Philippines: Jaime Silva

Jaime Silva explique comment le handicap n’est pas nécessairement un obstacle à la réalisation de vos rêves.

Depuis que je suis enfant, j’ai toujours voulu dessiner des maisons pour les villages réservés à une clientèle fortunée. J’avais deux passions: le dessin et les mathématiques, et l’architecture me permettait de combiner les deux. Lorsque nous étions enfants, mon jumeau Thomas et moi-même, on nous a diagnostiqué un glaucome congénital qui s’est aggravé chez moi lorsque j’ai atteint l’âge adulte. Si mon frère peut marcher à l’aide d’une canne et voit encore des ombres, je suis quant à moi devenu aveugle à l’âge de 28 ans.

J’ai immédiatement arrêté de travailler et me suis rendu aux États Unis pour une série d’opérations. Après chaque intervention, le monde devenait un peu plus clair et un peu plus lumineux pendant quelque temps, mais très vite le flou et l’obscurité reprenaient le dessus. J’ai commencé à perdre espoir en mon avenir et, finalement, ma femme et moi sommes rentrés à la maison au bout de 18 interventions et j’ai abandonné mon rêve de devenir architecte.

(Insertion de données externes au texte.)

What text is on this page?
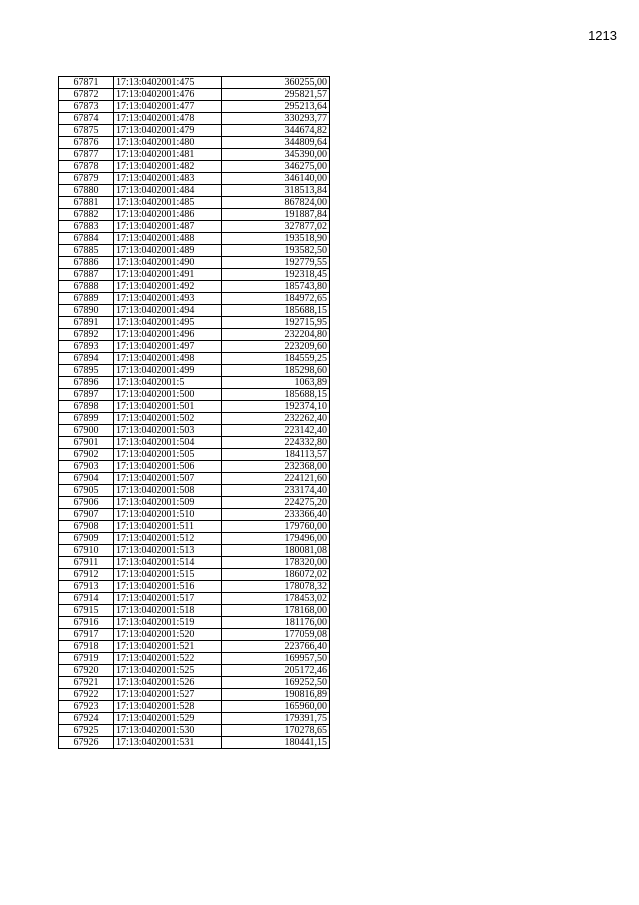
1213
67871	17:13:0402001:475	360255,00
67872	17:13:0402001:476	295821,57
67873	17:13:0402001:477	295213,64
67874	17:13:0402001:478	330293,77
67875	17:13:0402001:479	344674,82
67876	17:13:0402001:480	344809,64
67877	17:13:0402001:481	345390,00
67878	17:13:0402001:482	346275,00
67879	17:13:0402001:483	346140,00
67880	17:13:0402001:484	318513,84
67881	17:13:0402001:485	867824,00
67882	17:13:0402001:486	191887,84
67883	17:13:0402001:487	327877,02
67884	17:13:0402001:488	193518,90
67885	17:13:0402001:489	193582,50
67886	17:13:0402001:490	192779,55
67887	17:13:0402001:491	192318,45
67888	17:13:0402001:492	185743,80
67889	17:13:0402001:493	184972,65
67890	17:13:0402001:494	185688,15
67891	17:13:0402001:495	192715,95
67892	17:13:0402001:496	232204,80
67893	17:13:0402001:497	223209,60
67894	17:13:0402001:498	184559,25
67895	17:13:0402001:499	185298,60
67896	17:13:0402001:5	1063,89
67897	17:13:0402001:500	185688,15
67898	17:13:0402001:501	192374,10
67899	17:13:0402001:502	232262,40
67900	17:13:0402001:503	223142,40
67901	17:13:0402001:504	224332,80
67902	17:13:0402001:505	184113,57
67903	17:13:0402001:506	232368,00
67904	17:13:0402001:507	224121,60
67905	17:13:0402001:508	233174,40
67906	17:13:0402001:509	224275,20
67907	17:13:0402001:510	233366,40
67908	17:13:0402001:511	179760,00
67909	17:13:0402001:512	179496,00
67910	17:13:0402001:513	180081,08
67911	17:13:0402001:514	178320,00
67912	17:13:0402001:515	186072,02
67913	17:13:0402001:516	178078,32
67914	17:13:0402001:517	178453,02
67915	17:13:0402001:518	178168,00
67916	17:13:0402001:519	181176,00
67917	17:13:0402001:520	177059,08
67918	17:13:0402001:521	223766,40
67919	17:13:0402001:522	169957,50
67920	17:13:0402001:525	205172,46
67921	17:13:0402001:526	169252,50
67922	17:13:0402001:527	190816,89
67923	17:13:0402001:528	165960,00
67924	17:13:0402001:529	179391,75
67925	17:13:0402001:530	170278,65
67926	17:13:0402001:531	180441,15
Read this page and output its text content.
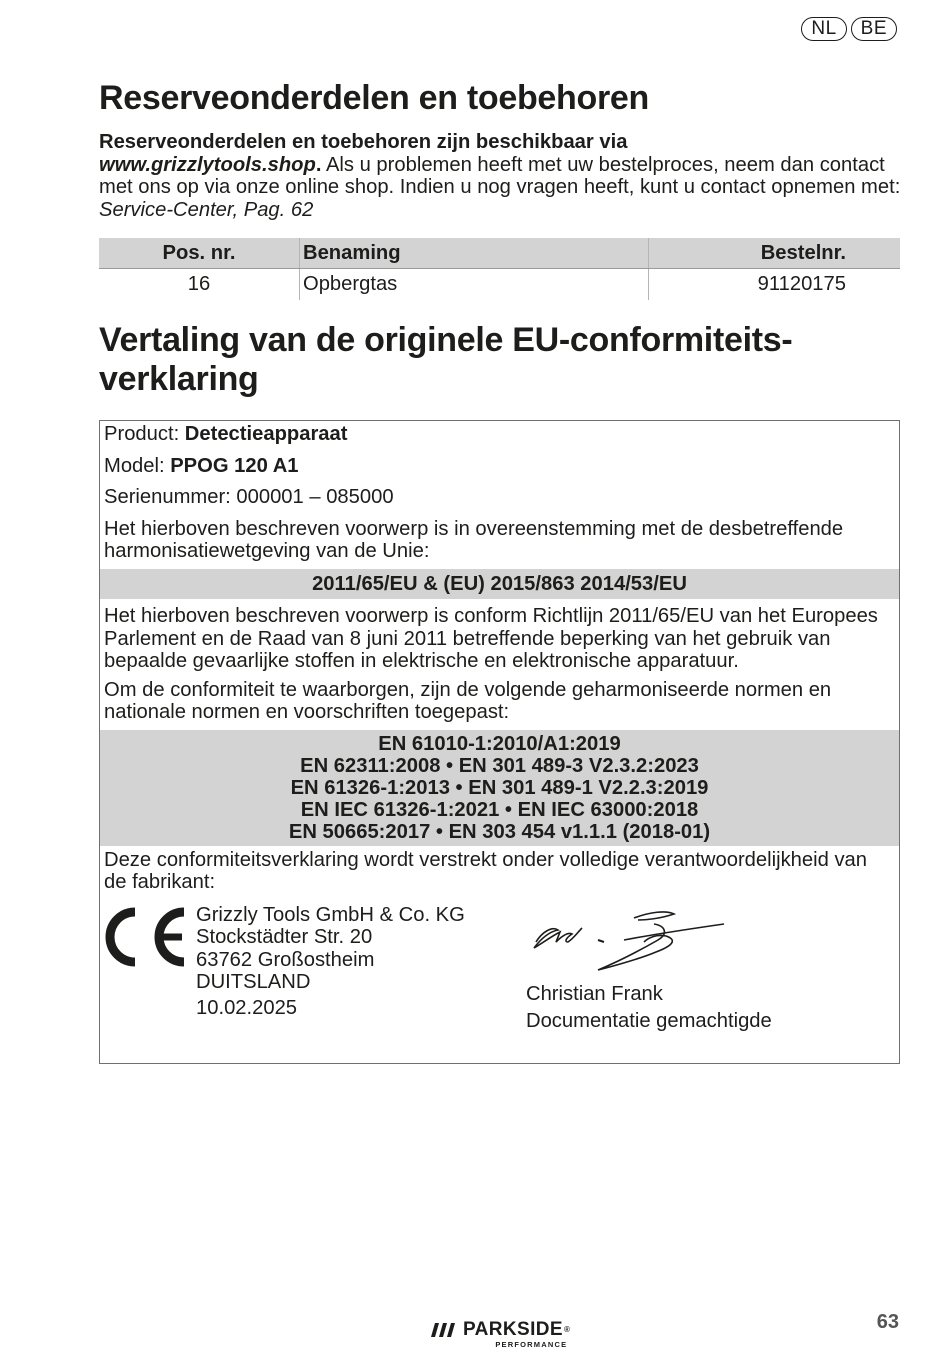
NL	BE
Reserveonderdelen en toebehoren
Reserveonderdelen en toebehoren zijn beschikbaar via
www.grizzlytools.shop. Als u problemen heeft met uw bestelproces, neem dan contact met ons op via onze online shop. Indien u nog vragen heeft, kunt u contact opnemen met: Service-Center, Pag. 62
Pos. nr.	Benaming	Bestelnr.
16	Opbergtas	91120175
Vertaling van de originele EU-conformiteits-
verklaring
Product: Detectieapparaat
Model: PPOG 120 A1
Serienummer: 000001 – 085000
Het hierboven beschreven voorwerp is in overeenstemming met de desbetreffende harmonisatiewetgeving van de Unie:
2011/65/EU & (EU) 2015/863 2014/53/EU
Het hierboven beschreven voorwerp is conform Richtlijn 2011/65/EU van het Europees Parlement en de Raad van 8 juni 2011 betreffende beperking van het gebruik van bepaalde gevaarlijke stoffen in elektrische en elektronische apparatuur.
Om de conformiteit te waarborgen, zijn de volgende geharmoniseerde normen en nationale normen en voorschriften toegepast:
EN 61010-1:2010/A1:2019
EN 62311:2008 • EN 301 489-3 V2.3.2:2023
EN 61326-1:2013 • EN 301 489-1 V2.2.3:2019
EN IEC 61326-1:2021 • EN IEC 63000:2018
EN 50665:2017 • EN 303 454 v1.1.1 (2018-01)
Deze conformiteitsverklaring wordt verstrekt onder volledige verantwoordelijkheid van de fabrikant:
Grizzly Tools GmbH & Co. KG
Stockstädter Str. 20
63762 Großostheim
DUITSLAND
10.02.2025
Christian Frank
Documentatie gemachtigde
PARKSIDE ®
PERFORMANCE
63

Ma vie a changé lorsque je me suis rendu dans une école d’informatique pour les aveugles à Pasay City. Après y avoir étudié pendant trois mois, j’ai aidé mon beau-frère à construire une maison. C’est alors que j’ai réalisé que je pouvais à nouveau poursuivre le rêve de travailler dans le domaine de l’architecture, non pas en tant qu’architecte mais comme maître d’œuvre.

Après m’être occupé de la construction de maisons individuelles et de bâtiments commerciaux peu élevés, j’ai participé au chantier de construction du bâtiment de la Directories Philippines Corporation sur Chino Roces Avenue. Les propriétaires de cet immeuble m’ont ensuite demandé si je voulais en être le gérant, et j’ai immédiatement accepté. J’ai pris des cours de gestion immobilière à l’Ateneo de Manila University afin de me préparer à ce travail. J’ai également demandé à participer aux réunions du National Council for the Welfare of Disabled Persons.

En 2000, on m’a demandé de diriger le comité de United Architects of the Philippines sur l’accessibilité, ce qui m’a conduit à faire des conférences sur l’accessibilité devant les membres de cette organisation dans tout le pays. J’ai parlé de l’importance des aménagements à faire pour que les handicapés aient accès à tous les immeubles.

Mes efforts ont été reconnus par la Japan International Cooperation Agency. J’ai souligné que 80% à 90% des handicapés vivent dans les provinces et que seuls des aménagements leur permettant d’accéder aux immeubles pourraient aplanir leurs difficultés. En améliorant l’accès, le nombre de handicapés réinsérés professionnellement pourrait passer de 2 à 3%.

Je veux simplement être engagé dans ce que je fais: qu’il s’agisse de ma carrière ou d’aider ceux qui m’entourent.